A Philosophical Journey Into the Anthropocene

A Philosophical Journey Into the Anthropocene
Author: Agostino Cera
Publisher: Rowman & Littlefield
Total Pages: 233
Release: 2022-12-15
Genre: Geology, Stratigraphic
ISBN: 1793630828

"This book presents a philosophical journey into the Anthropocene that views this geological epoch as the potential métarécit of our age and the planetary framework within which technology becomes the environment for human life. The appropriate name for this epochal phenomenon is, as a result, not Anthropocene, but Technocene"--

The Invention of Tomorrow

The Invention of Tomorrow
Author: Thomas Suddendorf
Publisher: Basic Books
Total Pages: 336
Release: 2022-09-20
Genre: Psychology
ISBN: 1541675738

A spellbinding exploration of the human capacity to imagine the future Our ability to think about the future is one of the most powerful tools at our disposal. In The Invention of Tomorrow, cognitive scientists Thomas Suddendorf, Jonathan Redshaw, and Adam Bulley argue that its emergence transformed humans from unremarkable primates to creatures that hold the destiny of the planet in their hands. Drawing on their own cutting-edge research, the authors break down the science of foresight, showing us where it comes from, how it works, and how it made our world. Journeying through biology, psychology, history, and culture, they show that thinking ahead is at the heart of human nature—even if we often get it terribly wrong. Incisive and expansive, The Invention of Tomorrow offers a fresh perspective on the human tale that shows how our species clawed its way to control the future.

The Hermetic Deleuze

The Hermetic Deleuze
Author: Joshua Ramey
Publisher: Duke University Press
Total Pages: 305
Release: 2012-08-20
Genre: Body, Mind & Spirit
ISBN: 082235229X

In this book, Joshua Ramey examines the extent to which Gilles Deleuze's ethics, metaphysics, and politics were informed by, and can only be fully understood through, this hermetic tradition.

Human Beings in International Relations

Human Beings in International Relations
Author: Daniel Jacobi
Publisher: Cambridge University Press
Total Pages: 395
Release: 2015-09-11
Genre: Political Science
ISBN: 1316369048

Since the 1980s, the discipline of International Relations has seen a series of disputes over its foundations. However, there has been one core concept that, although addressed in various guises, had never been explicitly and systematically engaged with in these debates: the human. This volume is the first to address comprehensively the topic of the human in world politics.

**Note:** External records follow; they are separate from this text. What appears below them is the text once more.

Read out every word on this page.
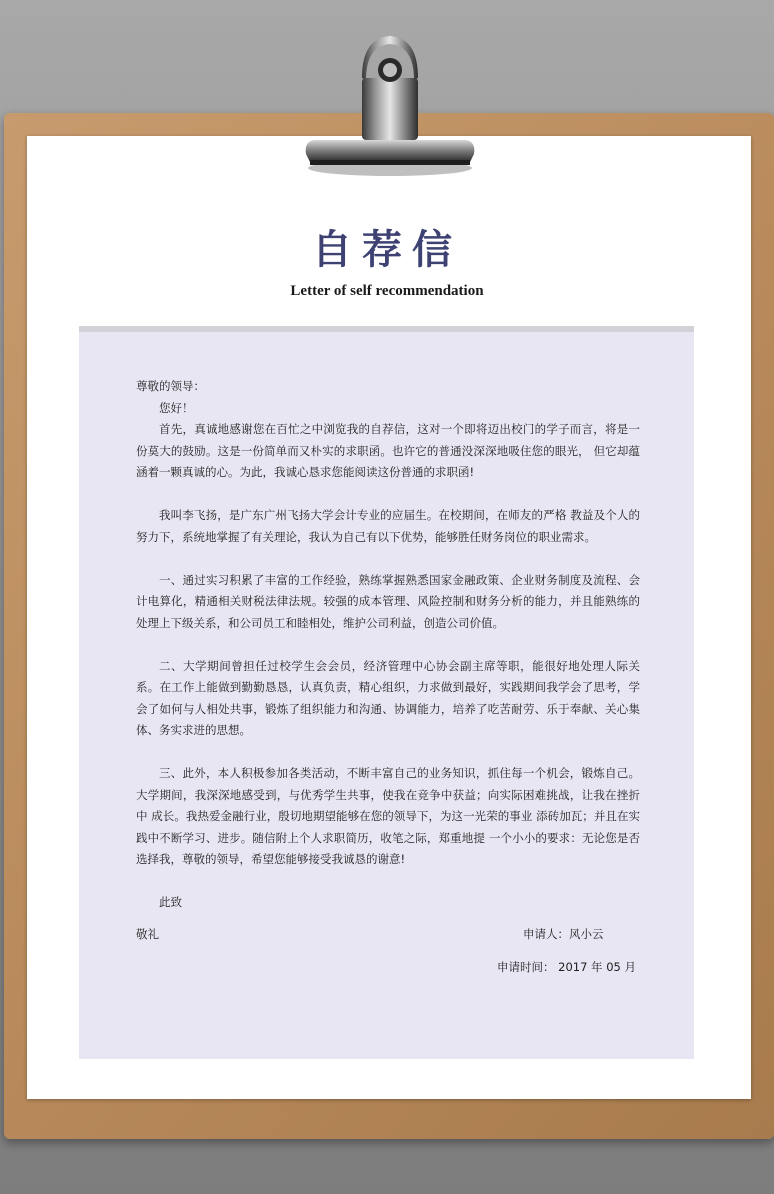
自荐信
Letter of self recommendation

尊敬的领导：

您好！

首先，真诚地感谢您在百忙之中浏览我的自荐信，这对一个即将迈出校门的学子而言，将是一份莫大的鼓励。这是一份简单而又朴实的求职函。也许它的普通没深深地吸住您的眼光， 但它却蕴涵着一颗真诚的心。为此，我诚心恳求您能阅读这份普通的求职函!

我叫李飞扬，是广东广州飞扬大学会计专业的应届生。在校期间，在师友的严格 教益及个人的努力下，系统地掌握了有关理论，我认为自己有以下优势，能够胜任财务岗位的职业需求。

一、通过实习积累了丰富的工作经验，熟练掌握熟悉国家金融政策、企业财务制度及流程、会计电算化，精通相关财税法律法规。较强的成本管理、风险控制和财务分析的能力，并且能熟练的处理上下级关系，和公司员工和睦相处，维护公司利益，创造公司价值。

二、大学期间曾担任过校学生会会员，经济管理中心协会副主席等职，能很好地处理人际关系。在工作上能做到勤勤恳恳，认真负责，精心组织，力求做到最好，实践期间我学会了思考，学会了如何与人相处共事，锻炼了组织能力和沟通、协调能力，培养了吃苦耐劳、乐于奉献、关心集体、务实求进的思想。

三、此外，本人积极参加各类活动，不断丰富自己的业务知识，抓住每一个机会，锻炼自己。大学期间，我深深地感受到，与优秀学生共事，使我在竞争中获益；向实际困难挑战，让我在挫折中 成长。我热爱金融行业，殷切地期望能够在您的领导下，为这一光荣的事业 添砖加瓦；并且在实践中不断学习、进步。随信附上个人求职简历，收笔之际，郑重地提 一个小小的要求：无论您是否选择我，尊敬的领导，希望您能够接受我诚恳的谢意!

此致

敬礼	申请人：风小云

申请时间： 2017 年 05 月
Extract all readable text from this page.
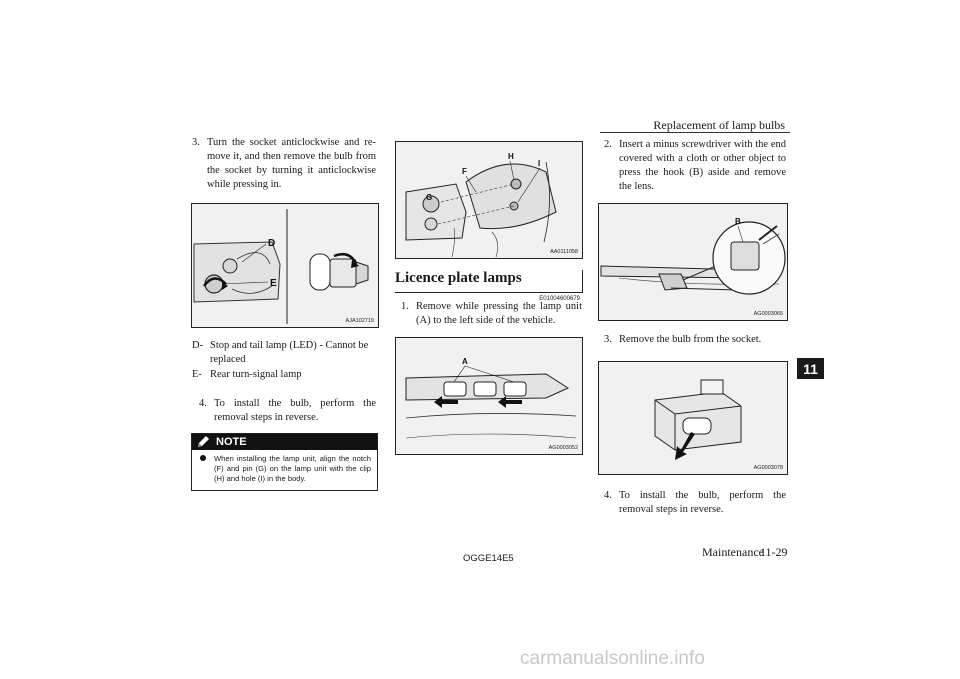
Replacement of lamp bulbs
11
3. Turn the socket anticlockwise and re-move it, and then remove the bulb from the socket by turning it anticlockwise while pressing in.
D
E
AJA102719
D- Stop and tail lamp (LED) - Cannot be replaced
E- Rear turn-signal lamp
4. To install the bulb, perform the removal steps in reverse.
NOTE
When installing the lamp unit, align the notch (F) and pin (G) on the lamp unit with the clip (H) and hole (I) in the body.
F
G
H
I
AA0111058
Licence plate lamps
E01004600679
1. Remove while pressing the lamp unit (A) to the left side of the vehicle.
A
AG0003052
2. Insert a minus screwdriver with the end covered with a cloth or other object to press the hook (B) aside and remove the lens.
B
AG0003065
3. Remove the bulb from the socket.
AG0003078
4. To install the bulb, perform the removal steps in reverse.
OGGE14E5	Maintenance
11-29
carmanualsonline.info
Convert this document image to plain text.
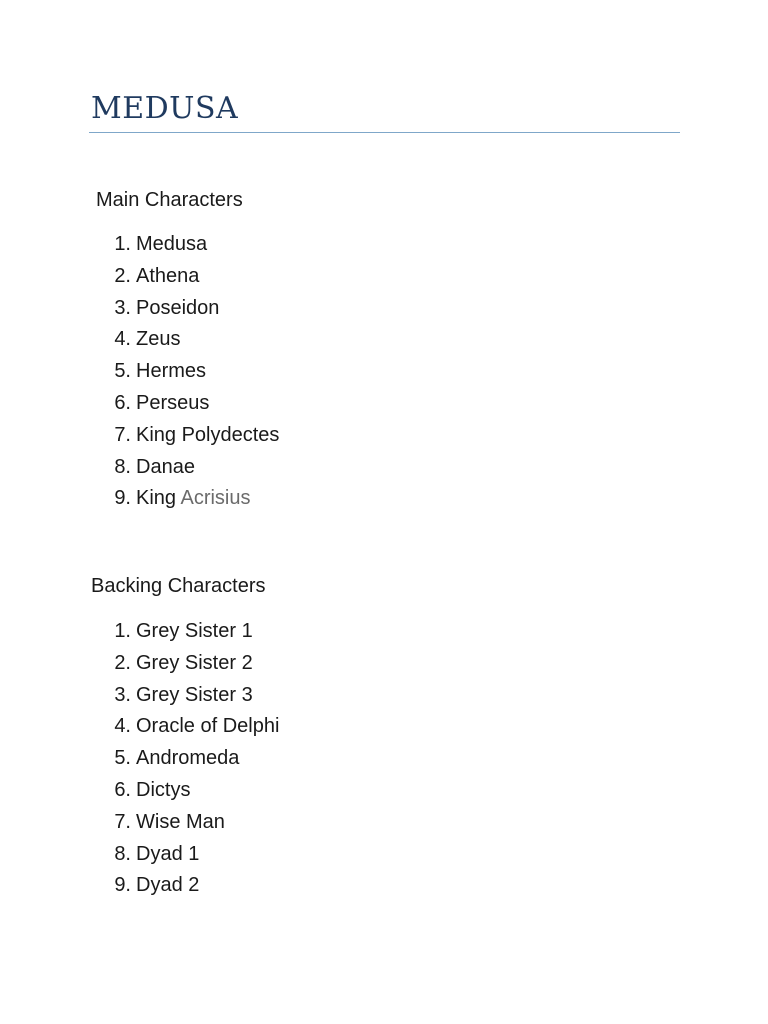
MEDUSA
Main Characters
1. Medusa
2. Athena
3. Poseidon
4. Zeus
5. Hermes
6. Perseus
7. King Polydectes
8. Danae
9. King Acrisius
Backing Characters
1. Grey Sister 1
2. Grey Sister 2
3. Grey Sister 3
4. Oracle of Delphi
5. Andromeda
6. Dictys
7. Wise Man
8. Dyad 1
9. Dyad 2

It comprises cutting-edge accounts by leading scholars of how the human is (or is not) theorized across the entire range of IR theories, old and new. The authors provide a solid foundation for future debates about how, why, and to which ends the human has been or must (not) be built into our theories, and systematically lay out the implications of such moves for how we come to see world politics and humanity's role within it.